Istanbul, Turkey

I’ve always heard stories about Istanbul from the Turkish side of my family. However I didn’t want biased opinions on the country, so decided to spend a week in Istanbul to check everything out myself. I even took a notebook with me everywhere I went to write down thoughts and points of interests. That’s dedication to journaling haha.

Let’s start with accommodation, I stayed at an Air BnB in Taksim Square. You’ll recognise the zone as being one of the most visited plazas in the city. Sure it was a little noisy but there was everything I needed literally at my doorstep. You can expect to find plenty of shops, restaurants and leisurely activities here. As mentioned in previous posts, I do tend to enjoy walking on my holidays, so don’t mind how far something is located, but the steep steps around Taksim Square meant each journey took a little longer than stated in Google Maps.

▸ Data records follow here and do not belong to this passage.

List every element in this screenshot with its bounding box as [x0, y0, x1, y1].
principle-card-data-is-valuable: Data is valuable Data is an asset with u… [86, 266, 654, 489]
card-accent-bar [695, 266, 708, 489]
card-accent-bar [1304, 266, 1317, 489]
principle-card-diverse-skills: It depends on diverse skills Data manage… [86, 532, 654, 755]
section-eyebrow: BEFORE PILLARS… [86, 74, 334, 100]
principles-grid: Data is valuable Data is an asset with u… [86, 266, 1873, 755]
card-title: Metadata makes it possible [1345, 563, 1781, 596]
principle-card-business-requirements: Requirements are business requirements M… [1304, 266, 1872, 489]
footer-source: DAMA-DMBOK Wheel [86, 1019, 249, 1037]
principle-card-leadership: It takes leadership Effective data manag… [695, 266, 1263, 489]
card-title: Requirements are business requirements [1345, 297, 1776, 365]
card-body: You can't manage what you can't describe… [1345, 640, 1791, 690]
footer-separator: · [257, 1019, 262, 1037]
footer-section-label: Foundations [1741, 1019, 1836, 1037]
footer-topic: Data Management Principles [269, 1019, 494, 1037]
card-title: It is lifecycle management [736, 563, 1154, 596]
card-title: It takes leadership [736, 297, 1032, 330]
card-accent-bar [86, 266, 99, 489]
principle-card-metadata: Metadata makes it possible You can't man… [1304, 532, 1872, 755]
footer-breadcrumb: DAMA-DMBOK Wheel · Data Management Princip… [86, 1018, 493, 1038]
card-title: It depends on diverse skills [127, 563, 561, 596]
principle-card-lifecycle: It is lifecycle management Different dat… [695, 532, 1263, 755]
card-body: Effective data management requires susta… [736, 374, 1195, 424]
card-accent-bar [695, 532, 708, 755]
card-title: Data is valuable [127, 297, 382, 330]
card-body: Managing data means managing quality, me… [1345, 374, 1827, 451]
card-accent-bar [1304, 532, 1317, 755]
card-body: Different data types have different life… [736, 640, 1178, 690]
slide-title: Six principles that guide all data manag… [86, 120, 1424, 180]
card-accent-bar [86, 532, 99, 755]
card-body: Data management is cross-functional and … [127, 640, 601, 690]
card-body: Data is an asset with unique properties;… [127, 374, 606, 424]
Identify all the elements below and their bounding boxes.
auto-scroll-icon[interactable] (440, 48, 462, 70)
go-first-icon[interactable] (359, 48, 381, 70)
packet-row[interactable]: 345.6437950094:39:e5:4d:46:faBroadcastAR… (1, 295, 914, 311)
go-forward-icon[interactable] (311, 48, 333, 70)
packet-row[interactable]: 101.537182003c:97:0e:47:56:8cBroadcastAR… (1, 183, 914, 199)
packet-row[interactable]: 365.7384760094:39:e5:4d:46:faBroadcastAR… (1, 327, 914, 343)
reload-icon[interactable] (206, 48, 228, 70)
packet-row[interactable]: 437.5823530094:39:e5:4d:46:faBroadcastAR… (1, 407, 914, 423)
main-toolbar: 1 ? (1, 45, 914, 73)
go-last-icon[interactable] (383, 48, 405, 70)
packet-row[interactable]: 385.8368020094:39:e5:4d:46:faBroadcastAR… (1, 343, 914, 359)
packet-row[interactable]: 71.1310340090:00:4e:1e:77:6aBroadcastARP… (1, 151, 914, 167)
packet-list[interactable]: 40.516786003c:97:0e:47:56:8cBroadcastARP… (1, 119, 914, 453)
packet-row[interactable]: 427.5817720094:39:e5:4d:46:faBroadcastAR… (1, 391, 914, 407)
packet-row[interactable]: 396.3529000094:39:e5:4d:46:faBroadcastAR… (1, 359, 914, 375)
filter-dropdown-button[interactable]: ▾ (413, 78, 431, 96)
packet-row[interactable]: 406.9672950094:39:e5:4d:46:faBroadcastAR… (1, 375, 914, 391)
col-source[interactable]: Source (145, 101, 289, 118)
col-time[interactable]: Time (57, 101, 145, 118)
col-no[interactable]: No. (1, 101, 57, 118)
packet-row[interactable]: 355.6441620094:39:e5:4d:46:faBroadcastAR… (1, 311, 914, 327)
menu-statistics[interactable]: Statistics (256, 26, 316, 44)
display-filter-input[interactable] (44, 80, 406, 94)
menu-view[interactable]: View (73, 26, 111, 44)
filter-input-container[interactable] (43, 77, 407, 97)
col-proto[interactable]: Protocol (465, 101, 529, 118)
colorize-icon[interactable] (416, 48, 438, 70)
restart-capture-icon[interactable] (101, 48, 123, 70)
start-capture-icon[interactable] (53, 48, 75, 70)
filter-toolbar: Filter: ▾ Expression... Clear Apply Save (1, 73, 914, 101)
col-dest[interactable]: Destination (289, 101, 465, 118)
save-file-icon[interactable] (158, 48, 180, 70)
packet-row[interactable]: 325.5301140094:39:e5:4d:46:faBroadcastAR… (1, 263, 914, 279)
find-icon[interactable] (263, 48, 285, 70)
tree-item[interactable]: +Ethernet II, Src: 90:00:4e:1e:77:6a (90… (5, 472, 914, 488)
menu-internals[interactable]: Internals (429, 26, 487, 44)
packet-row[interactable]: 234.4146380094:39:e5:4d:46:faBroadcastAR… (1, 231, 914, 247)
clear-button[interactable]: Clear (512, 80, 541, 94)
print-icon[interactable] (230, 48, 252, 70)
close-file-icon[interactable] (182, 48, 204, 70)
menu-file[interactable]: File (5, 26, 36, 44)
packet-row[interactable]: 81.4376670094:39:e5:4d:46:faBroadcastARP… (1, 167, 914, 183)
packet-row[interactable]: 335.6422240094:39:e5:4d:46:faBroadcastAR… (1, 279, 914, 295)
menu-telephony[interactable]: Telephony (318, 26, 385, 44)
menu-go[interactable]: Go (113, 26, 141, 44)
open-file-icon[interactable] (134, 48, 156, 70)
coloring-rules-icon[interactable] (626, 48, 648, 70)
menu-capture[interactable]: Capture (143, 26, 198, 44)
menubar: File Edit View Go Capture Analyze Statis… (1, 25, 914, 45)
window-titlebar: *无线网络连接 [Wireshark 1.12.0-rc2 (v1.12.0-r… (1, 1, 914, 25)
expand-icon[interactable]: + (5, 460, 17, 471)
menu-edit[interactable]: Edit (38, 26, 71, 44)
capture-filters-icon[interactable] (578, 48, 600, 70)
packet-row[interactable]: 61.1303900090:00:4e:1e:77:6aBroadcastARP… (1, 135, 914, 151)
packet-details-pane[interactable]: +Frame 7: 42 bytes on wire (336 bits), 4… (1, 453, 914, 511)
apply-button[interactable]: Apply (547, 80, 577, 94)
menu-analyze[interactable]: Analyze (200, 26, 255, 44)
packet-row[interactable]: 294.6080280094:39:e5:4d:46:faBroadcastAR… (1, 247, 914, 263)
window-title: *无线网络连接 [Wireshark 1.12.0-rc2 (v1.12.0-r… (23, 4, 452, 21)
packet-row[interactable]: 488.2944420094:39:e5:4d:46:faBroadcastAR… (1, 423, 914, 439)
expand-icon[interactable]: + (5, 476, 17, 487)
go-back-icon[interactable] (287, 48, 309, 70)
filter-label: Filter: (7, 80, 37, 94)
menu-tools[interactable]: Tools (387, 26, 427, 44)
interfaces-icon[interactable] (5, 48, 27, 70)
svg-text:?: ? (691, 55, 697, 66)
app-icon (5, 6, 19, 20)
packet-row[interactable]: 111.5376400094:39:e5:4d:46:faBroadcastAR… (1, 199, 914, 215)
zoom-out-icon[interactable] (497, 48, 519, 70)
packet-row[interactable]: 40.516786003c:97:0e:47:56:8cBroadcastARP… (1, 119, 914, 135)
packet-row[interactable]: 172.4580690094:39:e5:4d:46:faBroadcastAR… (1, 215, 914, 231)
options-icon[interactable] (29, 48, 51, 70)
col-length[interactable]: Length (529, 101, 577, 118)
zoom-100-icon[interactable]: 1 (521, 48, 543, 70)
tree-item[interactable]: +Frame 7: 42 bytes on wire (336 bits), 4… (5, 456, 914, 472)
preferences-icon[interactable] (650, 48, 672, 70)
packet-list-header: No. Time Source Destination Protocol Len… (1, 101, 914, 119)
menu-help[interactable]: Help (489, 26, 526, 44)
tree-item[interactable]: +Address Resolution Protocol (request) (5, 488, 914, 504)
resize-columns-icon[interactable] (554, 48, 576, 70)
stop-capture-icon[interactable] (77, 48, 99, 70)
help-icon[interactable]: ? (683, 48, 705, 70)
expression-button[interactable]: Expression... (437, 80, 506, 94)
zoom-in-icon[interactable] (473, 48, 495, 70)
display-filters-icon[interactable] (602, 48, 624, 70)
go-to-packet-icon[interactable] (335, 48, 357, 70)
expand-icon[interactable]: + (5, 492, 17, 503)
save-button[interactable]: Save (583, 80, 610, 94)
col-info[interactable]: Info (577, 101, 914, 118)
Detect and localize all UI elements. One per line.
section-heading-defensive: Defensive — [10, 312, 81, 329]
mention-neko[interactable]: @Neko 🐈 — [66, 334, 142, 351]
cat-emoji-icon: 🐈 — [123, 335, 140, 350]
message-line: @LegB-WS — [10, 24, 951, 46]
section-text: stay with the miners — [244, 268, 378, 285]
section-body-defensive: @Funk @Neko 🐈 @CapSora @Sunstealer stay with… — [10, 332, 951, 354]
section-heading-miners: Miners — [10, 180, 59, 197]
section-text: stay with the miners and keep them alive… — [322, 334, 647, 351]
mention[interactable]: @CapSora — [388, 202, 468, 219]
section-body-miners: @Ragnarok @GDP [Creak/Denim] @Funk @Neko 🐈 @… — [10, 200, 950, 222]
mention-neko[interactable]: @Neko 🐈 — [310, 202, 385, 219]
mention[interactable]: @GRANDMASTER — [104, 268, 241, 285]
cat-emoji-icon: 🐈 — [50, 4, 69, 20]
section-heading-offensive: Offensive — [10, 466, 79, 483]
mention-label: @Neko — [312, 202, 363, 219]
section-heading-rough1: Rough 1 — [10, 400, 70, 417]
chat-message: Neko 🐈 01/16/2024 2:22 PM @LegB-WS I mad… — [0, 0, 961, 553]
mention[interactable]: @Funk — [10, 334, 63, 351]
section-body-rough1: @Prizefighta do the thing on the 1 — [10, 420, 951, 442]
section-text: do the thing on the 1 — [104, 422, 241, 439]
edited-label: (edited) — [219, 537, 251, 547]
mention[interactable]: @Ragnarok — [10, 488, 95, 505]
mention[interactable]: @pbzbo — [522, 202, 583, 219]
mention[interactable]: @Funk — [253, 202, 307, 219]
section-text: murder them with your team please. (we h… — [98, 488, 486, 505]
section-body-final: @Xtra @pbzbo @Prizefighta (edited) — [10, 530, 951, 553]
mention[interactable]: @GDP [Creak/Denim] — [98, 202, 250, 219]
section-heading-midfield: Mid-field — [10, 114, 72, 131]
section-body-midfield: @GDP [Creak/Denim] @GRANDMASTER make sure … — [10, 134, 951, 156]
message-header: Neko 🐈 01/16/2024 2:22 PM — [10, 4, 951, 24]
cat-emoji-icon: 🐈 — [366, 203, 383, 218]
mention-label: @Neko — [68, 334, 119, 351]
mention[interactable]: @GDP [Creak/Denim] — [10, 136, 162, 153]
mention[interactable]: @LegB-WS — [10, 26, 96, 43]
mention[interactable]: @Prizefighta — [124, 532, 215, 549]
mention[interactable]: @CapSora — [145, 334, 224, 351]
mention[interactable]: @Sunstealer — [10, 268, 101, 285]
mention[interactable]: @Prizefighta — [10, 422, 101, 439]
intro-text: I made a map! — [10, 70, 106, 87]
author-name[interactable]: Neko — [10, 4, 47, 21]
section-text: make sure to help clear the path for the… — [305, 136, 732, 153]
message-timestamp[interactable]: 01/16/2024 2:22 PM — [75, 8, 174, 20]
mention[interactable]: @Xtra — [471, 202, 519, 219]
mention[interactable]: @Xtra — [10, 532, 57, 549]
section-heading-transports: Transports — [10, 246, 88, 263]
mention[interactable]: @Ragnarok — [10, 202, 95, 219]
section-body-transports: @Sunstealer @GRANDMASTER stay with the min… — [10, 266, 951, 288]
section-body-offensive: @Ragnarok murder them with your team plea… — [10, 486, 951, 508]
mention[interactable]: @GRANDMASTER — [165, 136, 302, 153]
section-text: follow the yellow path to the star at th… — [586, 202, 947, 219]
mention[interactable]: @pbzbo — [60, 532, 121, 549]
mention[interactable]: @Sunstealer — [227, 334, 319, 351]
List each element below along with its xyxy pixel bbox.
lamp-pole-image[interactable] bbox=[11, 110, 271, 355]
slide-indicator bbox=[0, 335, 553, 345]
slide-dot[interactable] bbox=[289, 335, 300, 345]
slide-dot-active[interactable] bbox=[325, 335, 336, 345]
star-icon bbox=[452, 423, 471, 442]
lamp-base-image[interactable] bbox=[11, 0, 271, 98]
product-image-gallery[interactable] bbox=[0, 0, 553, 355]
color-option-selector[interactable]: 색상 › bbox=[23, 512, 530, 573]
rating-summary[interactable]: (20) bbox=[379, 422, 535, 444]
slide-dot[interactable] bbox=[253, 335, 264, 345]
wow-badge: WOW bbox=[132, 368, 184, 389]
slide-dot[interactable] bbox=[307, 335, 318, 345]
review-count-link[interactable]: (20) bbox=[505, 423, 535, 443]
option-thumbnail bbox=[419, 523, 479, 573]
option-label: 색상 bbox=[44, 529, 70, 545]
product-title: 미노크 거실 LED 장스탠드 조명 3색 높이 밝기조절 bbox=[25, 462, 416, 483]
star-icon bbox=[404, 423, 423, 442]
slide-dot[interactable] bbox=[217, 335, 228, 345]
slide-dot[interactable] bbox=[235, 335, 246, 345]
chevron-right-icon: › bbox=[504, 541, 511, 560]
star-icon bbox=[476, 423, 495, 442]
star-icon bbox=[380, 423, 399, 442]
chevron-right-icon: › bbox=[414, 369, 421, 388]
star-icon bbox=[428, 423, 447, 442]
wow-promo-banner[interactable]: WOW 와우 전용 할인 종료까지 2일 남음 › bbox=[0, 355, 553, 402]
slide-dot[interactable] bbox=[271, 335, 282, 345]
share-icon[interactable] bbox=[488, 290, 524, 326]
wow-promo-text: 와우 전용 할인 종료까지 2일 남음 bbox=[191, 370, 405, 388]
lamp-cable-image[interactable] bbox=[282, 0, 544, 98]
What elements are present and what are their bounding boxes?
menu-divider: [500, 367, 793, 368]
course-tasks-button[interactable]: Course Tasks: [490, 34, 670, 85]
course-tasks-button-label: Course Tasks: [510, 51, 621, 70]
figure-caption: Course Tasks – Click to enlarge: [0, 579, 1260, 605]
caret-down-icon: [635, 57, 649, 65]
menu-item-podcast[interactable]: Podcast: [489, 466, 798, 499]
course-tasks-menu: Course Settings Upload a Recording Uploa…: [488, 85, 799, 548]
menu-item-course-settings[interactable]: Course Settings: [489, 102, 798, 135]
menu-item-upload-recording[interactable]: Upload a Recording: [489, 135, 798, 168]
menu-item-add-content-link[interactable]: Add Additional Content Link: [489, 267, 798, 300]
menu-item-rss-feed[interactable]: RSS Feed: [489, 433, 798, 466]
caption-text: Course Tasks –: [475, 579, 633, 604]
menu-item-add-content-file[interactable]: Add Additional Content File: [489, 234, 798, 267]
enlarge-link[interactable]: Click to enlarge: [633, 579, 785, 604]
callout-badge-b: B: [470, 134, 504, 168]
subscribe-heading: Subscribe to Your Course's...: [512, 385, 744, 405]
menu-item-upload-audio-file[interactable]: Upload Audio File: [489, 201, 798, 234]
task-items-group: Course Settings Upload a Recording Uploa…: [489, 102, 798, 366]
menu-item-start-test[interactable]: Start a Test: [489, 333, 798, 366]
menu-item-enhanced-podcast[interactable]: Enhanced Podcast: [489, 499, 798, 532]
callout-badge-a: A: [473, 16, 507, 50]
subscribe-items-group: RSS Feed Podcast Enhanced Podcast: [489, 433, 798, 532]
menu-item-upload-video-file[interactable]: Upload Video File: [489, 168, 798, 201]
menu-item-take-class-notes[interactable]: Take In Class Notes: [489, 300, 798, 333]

For example, from my accommodation, it took me about an hour to walk to the Grand Bazaar. The name says it all. This market is sensational. Not only is the architecture impressive, the amount of variety here will keep you entertained for hours. Yes, there is a lot of repetition in product type but this didn’t distract from the sheer amount of choice. Definitely try to haggle with prices though, as you’ll end up paying excessive amounts for an item which can be purchased cheaper a few stalls down. My weakness was bags and bags of spices. I never knew just how many different types existed. These made great gift ideas, as many stalls offered to flat-pack the spices meaning hardly any room was taken up in my suitcase. I also picked up some handmade soaps and boxes of Turkish delight (although it turns out I only like the ones that are covered in chocolate haha).

You can’t go to Istanbul without checking out the Blue Mosque. However, just a heads up to female travellers that you won’t be allowed inside without a covering. Once you meet the entry requirements of covering your hair and ensuring clothing is modest, you’ll be asked to remove your shoes. The mosque was impressive from the outside, so you don’t have to see the interior if you don’t want to but I recommend doing so. By going inside, I was able to learn about the history from locals who were more than happy to answer questions.

Some other activities I did involved visiting a Turkish bath (you will not believe the amount of force used to scrub), a professional photography experience, eating at ‘360 Istanbul’ with a view of the entire city and checking out the local football stadiums. I also got ice-cream from the traditional stands almost daily because the whole process is such a show. I’m sure you’ve seen the videos of stall owners playing around with the cone, teasing customers. It’s completely worth the laughs, plus the actual ice-cream is pretty good too. With my time in Istanbul, I didn’t have any set plans. Instead, I just tried out different things which caught my eye whilst strolling around, apart from the photography experience which I booked with Air BnB before I arrived.

My lack of research lead to some stressful moments though. That’s why I urge you to read this next paragraph on things I wish I knew before visiting. Firstly, I found gluten-free food difficult to locate in restaurants so bring your own snacks if you have intolerances like I do. Turkish food, like any Mediterranean diet, features a lot of salads and other vegetables in grilled form so you may be okay there. You should also be okay with most grilled meats, however be careful when ordering rice from menus. In Turkey, rice is often cooked with vermicelli which isn’t always gluten-free. Secondly, I didn’t know I needed a visa to enter when booking my flight. It was a simple process and only took 5 minutes but double check entry requirements! The price was around 20 dollars at time of writing. Finally, female travellers, from my experience I could have brought more lengthy dresses with me, as even some knee-length dresses resulted in uncomfortable glances. I purchased a few maxi dresses on the second day of my trip and felt less anxious, and much more respectful, as a result.

Would I visit Istanbul again? Absolutely. This city has a lot to offer. So much so, I often found myself waking up at 5 am just so I could fit in as much sight-seeing as possible. I’m an early bird anyway, but wanting to be out the door by 5.30 to explore should give you a good indication of how much I enjoyed my time here.